Why you may be paying more than your neighbour for power tokens

A prepaid electricity token machine provided by Kenya Power and Lightning Company.

A prepaid electricity token machine provided by Kenya Power.

Photo credit: Francis Nderitu | Nation Media Group

The increase of electricity prices by Kenya Power early this month became a hot topic, especially on social media this week, that raised debate on the utility’s pricing mechanism.

The outrage saw many Kenyans post screenshots showing how the utility firm had suddenly given them less units (kilowatt-hours) of electricity than during their previous purchase, which was for some, just days earlier.

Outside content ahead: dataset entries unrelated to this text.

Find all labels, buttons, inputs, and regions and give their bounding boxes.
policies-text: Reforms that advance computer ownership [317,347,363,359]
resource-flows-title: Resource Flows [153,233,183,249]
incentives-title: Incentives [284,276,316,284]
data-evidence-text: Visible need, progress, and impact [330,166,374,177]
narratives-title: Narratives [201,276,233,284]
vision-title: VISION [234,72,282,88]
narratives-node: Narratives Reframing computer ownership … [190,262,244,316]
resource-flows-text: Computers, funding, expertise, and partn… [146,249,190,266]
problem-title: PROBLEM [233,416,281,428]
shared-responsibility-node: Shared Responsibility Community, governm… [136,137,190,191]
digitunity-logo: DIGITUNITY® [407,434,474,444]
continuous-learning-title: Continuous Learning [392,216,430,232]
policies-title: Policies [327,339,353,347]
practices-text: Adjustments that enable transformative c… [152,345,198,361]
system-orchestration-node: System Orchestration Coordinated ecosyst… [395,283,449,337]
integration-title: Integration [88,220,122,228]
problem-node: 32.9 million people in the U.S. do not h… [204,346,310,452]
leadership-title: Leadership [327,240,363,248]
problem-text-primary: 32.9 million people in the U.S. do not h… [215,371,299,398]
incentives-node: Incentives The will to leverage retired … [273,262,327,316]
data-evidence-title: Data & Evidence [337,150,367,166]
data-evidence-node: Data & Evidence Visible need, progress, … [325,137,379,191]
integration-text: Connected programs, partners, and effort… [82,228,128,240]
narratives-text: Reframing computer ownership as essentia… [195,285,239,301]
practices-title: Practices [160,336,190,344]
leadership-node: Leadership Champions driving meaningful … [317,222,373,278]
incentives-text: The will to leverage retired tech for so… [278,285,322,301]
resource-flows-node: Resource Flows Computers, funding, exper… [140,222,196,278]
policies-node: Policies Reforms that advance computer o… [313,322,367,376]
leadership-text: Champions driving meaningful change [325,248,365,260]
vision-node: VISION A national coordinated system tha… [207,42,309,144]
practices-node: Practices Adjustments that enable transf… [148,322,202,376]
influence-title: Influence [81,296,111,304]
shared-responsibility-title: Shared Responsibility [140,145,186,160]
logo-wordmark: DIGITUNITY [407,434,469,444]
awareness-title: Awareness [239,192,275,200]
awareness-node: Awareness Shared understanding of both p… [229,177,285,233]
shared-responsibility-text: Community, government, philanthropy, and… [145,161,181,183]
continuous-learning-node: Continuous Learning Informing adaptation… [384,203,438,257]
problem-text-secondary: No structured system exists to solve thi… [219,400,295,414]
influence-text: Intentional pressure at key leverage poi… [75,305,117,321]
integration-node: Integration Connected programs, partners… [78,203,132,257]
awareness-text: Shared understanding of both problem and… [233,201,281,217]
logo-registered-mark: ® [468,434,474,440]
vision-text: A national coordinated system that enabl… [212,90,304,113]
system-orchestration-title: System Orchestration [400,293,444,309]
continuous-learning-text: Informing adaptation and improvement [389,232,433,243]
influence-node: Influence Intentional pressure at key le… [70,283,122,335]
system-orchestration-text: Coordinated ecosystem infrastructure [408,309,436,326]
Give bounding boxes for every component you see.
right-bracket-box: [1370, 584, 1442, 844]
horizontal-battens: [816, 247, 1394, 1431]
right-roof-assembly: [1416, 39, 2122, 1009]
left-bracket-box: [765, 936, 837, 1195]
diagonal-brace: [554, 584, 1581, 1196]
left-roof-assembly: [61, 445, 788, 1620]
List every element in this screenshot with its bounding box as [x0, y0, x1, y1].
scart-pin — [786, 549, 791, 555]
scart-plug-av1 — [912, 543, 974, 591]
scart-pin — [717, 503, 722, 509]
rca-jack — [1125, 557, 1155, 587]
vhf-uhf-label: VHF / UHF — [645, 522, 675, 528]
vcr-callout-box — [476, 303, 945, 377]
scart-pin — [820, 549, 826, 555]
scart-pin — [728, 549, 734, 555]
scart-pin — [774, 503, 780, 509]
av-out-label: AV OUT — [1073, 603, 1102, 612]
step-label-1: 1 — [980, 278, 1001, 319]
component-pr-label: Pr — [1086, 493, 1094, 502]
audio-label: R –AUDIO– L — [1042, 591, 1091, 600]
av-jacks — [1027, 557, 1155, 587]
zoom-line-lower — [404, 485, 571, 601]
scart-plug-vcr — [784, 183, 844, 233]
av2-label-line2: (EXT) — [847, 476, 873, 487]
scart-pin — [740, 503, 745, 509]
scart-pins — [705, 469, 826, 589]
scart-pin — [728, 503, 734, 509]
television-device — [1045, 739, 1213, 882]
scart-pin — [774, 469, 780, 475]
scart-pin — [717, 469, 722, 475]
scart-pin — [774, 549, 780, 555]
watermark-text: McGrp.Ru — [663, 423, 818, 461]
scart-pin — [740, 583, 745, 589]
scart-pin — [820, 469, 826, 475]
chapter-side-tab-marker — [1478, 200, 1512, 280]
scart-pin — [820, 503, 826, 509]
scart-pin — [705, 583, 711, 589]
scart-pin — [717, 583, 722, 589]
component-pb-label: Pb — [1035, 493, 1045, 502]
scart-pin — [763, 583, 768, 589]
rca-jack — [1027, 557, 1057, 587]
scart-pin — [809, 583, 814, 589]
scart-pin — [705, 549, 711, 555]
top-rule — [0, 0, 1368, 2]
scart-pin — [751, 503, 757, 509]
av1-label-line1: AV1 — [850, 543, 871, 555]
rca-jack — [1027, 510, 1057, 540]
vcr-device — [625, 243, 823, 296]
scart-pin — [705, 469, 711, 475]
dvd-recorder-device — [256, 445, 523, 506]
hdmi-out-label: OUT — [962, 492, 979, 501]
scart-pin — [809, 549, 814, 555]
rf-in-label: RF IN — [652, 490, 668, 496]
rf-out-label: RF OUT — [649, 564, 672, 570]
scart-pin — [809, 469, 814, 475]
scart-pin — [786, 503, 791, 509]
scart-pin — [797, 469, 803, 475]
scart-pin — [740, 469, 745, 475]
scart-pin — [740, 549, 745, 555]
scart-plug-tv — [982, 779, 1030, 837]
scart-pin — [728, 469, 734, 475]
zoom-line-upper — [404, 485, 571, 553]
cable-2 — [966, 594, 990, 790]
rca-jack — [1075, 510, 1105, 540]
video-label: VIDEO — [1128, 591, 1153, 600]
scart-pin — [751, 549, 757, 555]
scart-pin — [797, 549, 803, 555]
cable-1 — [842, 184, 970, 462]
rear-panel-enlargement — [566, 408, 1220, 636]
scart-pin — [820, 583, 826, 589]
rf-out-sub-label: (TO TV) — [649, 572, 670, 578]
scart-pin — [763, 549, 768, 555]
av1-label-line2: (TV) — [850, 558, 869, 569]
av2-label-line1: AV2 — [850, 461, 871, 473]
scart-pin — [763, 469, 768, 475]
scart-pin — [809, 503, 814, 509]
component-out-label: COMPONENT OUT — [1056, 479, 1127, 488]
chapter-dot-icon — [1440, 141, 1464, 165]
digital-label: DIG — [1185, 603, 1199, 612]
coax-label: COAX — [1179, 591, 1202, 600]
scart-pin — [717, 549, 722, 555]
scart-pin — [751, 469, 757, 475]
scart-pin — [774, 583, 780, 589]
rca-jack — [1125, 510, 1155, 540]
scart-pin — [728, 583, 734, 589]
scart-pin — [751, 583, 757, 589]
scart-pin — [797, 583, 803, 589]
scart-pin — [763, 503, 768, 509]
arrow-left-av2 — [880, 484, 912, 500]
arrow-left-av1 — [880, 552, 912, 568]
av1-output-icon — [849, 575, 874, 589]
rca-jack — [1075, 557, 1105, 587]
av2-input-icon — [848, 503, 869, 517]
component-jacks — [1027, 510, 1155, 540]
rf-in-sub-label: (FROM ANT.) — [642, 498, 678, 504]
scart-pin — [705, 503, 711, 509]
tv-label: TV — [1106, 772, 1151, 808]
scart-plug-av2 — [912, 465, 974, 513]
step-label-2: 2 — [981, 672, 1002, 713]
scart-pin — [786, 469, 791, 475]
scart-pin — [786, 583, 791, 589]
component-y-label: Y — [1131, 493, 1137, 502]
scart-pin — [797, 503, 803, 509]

This was after the government withdrew the electricity subsidy that has kept power prices stable since December last year, unleashing a sharp increase in the cost of electricity.

But an unintended consequence of hundreds of customers sharing their power purchase records online led to some hawk-eyed consumers noting that, for the same amount of money, some were getting more units. For instance, while one consumer got 45.73kWh for Sh1,000, another got 62.75kWh for the same amount.

“This make no sense,” said one consumer.

The price variations are, however, legal.

The Energy and Petroleum Regulatory Authority (Epra), which is legally mandated to set power tariffs every three years, sets the tariffs based on user bands.

To set the prices, Epra puts into consideration numerous factors, including the revenue requirements of firms along the power chain, as well as the need to make electricity more affordable to consumers.

In so doing, the second cheapest tariff is reserved for consumers who, on average, use 100 units or less monthly, referred to as lifeline consumers.

The cheapest tariff is paid by government ministries, departments, agencies and county governments who pay Sh5.5 per unit of electricity.

In the latest power tariffs announced by Epra in January, lifeline customers pay Sh7.7 per unit of energy charge, excluding taxes, levies and other variable costs.

This is 63 percent more than other domestic consumers, who, on average, use more than 100 units a month.

This category of domestic consumers, who use between 100 units and 15,000 units monthly, pay Sh12.6 per unit, which is a difference of Sh4.9 per unit.

These two categories of electricity consumers — lifeline customers and domestic customers who use more than 100kWh monthly — make up 7.85 million, which is 94.85 per cent of Kenya Power’s 8.27 million customer base.